Frankreich: Drei Nächte Aufruhr nach dem Tod von Jugendlichen

Die Stadt Villiers-le-Bel am nördlichen Rand von Paris ähnelte Dienstagnacht einem Bürgerkriegsgebiet. Eine tausend Polizisten umfassende Streitmacht versuchte mit Unterstützung von Hubschraubern und Suchscheinwerfern die Rebellion wütender Jugendlicher zu ersticken, die durch den Tod des sechzehnjärigen Larami und des fünfzehnjährigen Moushin bei einem Zusammenstoß mit einem Polizeiauto ausgelöst worden war.

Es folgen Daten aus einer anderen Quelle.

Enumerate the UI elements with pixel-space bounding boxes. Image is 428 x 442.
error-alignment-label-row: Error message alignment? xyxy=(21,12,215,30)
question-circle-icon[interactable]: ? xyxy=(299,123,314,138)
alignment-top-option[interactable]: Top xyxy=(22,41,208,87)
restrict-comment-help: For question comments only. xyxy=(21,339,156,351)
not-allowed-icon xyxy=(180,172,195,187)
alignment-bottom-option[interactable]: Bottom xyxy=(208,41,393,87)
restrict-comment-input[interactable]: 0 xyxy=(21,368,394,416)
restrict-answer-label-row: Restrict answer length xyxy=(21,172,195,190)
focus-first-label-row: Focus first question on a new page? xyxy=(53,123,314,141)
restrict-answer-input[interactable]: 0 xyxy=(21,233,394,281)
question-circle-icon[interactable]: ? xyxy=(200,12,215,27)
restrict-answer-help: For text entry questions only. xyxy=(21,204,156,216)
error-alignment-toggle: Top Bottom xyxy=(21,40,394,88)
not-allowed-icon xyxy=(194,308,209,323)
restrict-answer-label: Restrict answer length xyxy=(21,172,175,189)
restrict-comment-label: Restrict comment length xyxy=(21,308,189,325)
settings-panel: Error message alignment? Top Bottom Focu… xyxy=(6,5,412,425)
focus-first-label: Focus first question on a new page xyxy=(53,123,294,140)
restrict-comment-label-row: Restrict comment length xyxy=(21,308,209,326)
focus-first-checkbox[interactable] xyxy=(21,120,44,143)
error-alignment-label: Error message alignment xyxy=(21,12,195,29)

Zum Teil wurde die Rebellion durch die massive Polizeipräsenz unterdrückt, aber in der Stadt und der Umgebung gingen Dutzende Autos und Mülltonen in Flammen auf. Bis Mitternacht gab es 22 Verhaftungen. Ein paar Jugendliche sind schon in einem Sammelverfahren zu monatelangen Haftstrafen verurteilt worden.

Unmittelbar nach dem Unfall begann der Versuch, die Polizei von der Verantwortung für den Tod von Larami und Moushin rein zu waschen. Polizeibeamte und die Staatsanwältin des Distrikts Pontoise versicherten, das Polizeiauto sei mit niedriger Geschwindigkeit durch den Wohnbezirk der Opfer gefahren und das Moped der Beiden sei auf das Fahrzeug aufgefahren.

Doch diese Version ließ sich nicht lange halten. Ein Amateurvideo, das die Tageszeitung Le Monde erhalten hat, legt wegen des angerichteten Schadens nahe, dass das Polizeiauto mit hoher Geschwindigkeit gefahren ist.

Die Zeitung schrieb am Mittwoch, laut Angaben der ermittelnden Polizei seien die auf Pressfotos sichtbaren starken Schäden am Fahrzeug, eingedellte Front und zerbrochene Windschutzscheibe, nicht durch den Zusammenstoß selbst, sondern durch die Demolierung des Fahrzeugs mit Eisenstangen nach dem Unfall verursacht worden. Damit unterstütze die Polizei ihre Version, dass das Auto langsam fuhr und von dem Moped an der linken Vorderseite gerammt wurde.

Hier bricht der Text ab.